The human factor has been recognised as the weakest link in creating a safe and secure digital environment, with research establishing that human error is the cause of 95% of cybersecurity breaches. The human factor can be rectified by:

• Instilling ethical values – strive for value-based education which incorporates constitutional values such as integrity, transparency, justice, and respect for human rights and dignity. The promotion of these values are meant to reduce the instances of ethical hackers turning into malicious actors.
• Narrowing the cybersecurity skill gap – address the cybersecurity skill gap experienced nationally and globally by developing affordable, accessible, and relevant cybersecurity educational programmes and certifications. 
• Induce behaviour change – the adoption of a cyber hygiene mindset while relevant governmental, advocacy and educational institutions proceed with cyber awareness campaigns. 

Development of Internet and cybersecurity standards for informal sectors of the economy

The informal economy accounted for 83 percent of total employment in 2019 while contribution to national income increased from 18.9 percent in 1999 to 33.8 percent in 2015. The growing informal sector is a driver of economic growth, employment creation and poverty reduction, as such, the development of guiding internet and cybersecurity standards. The informal sector actors that possess the capacity to implement the technical standards will benefit from a reduced attack surface from cyber threats. 

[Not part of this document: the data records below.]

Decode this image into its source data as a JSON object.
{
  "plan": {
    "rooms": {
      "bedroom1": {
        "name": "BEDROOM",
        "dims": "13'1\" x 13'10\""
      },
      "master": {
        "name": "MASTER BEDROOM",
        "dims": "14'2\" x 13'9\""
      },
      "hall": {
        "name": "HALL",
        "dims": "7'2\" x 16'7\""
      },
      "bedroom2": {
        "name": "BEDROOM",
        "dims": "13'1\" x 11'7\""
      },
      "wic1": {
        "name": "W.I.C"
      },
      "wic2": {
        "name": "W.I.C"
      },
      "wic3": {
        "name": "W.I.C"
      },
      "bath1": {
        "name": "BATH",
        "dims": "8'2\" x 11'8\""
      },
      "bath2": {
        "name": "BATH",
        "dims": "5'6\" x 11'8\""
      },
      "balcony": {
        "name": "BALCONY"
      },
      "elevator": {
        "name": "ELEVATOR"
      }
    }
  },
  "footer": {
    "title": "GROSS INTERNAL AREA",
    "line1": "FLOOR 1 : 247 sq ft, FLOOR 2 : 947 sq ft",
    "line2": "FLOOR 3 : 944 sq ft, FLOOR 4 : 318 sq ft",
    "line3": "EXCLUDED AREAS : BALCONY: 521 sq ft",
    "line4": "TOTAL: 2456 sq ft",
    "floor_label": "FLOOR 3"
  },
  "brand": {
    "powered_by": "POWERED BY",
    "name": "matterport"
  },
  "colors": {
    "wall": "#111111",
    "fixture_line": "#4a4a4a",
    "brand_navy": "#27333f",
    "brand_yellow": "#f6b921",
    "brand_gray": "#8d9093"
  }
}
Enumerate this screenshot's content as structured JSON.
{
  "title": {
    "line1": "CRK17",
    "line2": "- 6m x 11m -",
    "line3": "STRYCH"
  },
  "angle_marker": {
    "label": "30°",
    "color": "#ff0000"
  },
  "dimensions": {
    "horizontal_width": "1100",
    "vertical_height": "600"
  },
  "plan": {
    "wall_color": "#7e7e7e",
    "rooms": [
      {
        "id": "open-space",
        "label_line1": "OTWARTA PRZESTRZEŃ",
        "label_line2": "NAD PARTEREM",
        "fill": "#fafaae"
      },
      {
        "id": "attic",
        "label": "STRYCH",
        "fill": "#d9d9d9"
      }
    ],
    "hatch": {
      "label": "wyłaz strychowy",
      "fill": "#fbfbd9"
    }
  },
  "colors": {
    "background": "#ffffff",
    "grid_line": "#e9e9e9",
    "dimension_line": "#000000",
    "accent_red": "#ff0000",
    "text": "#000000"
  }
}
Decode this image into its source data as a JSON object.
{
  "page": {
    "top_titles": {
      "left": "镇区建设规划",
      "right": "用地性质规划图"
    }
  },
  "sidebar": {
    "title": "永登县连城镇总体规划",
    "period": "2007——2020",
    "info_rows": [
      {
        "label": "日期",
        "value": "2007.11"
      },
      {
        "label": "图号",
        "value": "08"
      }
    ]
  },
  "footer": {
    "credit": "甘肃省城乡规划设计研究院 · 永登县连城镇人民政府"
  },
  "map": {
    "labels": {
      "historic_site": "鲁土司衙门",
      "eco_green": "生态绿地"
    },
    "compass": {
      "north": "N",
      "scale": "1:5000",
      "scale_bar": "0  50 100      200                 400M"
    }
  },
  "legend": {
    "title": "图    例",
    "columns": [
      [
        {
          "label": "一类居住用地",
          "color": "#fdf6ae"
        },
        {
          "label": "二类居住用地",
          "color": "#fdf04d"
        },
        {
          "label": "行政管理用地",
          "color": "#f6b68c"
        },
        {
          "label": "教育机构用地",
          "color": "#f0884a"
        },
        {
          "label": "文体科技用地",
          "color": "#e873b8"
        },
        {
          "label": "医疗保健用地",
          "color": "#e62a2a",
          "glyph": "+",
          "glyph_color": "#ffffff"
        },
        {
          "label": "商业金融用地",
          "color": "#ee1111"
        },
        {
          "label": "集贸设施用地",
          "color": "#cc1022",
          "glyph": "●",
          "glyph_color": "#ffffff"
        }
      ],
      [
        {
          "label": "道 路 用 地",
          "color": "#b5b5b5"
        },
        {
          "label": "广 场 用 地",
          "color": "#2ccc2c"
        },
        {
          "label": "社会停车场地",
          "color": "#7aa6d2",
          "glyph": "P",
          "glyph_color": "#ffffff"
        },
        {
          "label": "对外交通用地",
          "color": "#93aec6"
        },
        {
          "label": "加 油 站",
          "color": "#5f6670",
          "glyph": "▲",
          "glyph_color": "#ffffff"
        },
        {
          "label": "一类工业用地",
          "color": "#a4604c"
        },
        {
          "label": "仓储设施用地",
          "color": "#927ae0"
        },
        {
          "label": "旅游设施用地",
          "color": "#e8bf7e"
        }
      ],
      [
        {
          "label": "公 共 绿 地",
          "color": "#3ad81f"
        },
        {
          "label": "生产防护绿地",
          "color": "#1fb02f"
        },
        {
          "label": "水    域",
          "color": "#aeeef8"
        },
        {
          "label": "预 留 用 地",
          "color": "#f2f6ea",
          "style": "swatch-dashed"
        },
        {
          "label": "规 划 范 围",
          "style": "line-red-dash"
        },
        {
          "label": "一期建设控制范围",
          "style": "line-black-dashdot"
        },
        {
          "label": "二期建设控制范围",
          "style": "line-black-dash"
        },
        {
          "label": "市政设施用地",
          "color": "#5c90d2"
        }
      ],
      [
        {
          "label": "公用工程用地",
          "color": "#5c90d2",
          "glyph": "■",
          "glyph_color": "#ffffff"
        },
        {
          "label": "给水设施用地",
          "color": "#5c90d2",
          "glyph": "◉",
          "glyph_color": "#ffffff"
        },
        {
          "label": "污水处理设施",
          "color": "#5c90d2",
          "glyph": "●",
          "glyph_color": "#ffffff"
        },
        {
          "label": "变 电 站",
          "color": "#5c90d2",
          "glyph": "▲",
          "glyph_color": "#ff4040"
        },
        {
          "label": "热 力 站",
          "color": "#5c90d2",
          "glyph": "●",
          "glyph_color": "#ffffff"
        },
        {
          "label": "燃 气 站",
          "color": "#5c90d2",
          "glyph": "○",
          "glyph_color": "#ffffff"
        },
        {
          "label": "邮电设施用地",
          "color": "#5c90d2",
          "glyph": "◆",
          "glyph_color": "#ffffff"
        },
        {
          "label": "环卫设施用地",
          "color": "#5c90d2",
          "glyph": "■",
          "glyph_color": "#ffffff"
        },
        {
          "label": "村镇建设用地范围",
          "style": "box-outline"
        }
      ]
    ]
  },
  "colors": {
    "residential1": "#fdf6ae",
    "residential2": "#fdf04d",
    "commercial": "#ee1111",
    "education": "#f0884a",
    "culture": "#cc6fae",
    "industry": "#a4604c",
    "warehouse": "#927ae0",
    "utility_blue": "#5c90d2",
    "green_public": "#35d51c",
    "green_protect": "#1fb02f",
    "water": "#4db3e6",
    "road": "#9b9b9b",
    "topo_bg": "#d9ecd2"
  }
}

Institutional Capacity Building

• Establishment of sectoral specific computer incident report teams that will conduct their operations in collaboration with national KE-CIRT. The sector specific insights and expertise will promote greater efficiency in management and resolution of cyber attacks.  
• Development of a robust information sharing framework between governmental agencies to ensure efficient and expedited cyber incident response and resolution.  
• Strengthen international collaboration and cooperation between response teams, as well as joint investigations into cybercrimes due to the cross-jurisdictional nature of cybercrimes. 

As conversations surrounding the development of Kenya’s National Cybersecurity Strategy intensify, it remains to be seen if Kenya can capitalise on previous gains to ensure the adoption of a progressive and robust cybersecurity policy for the medium term.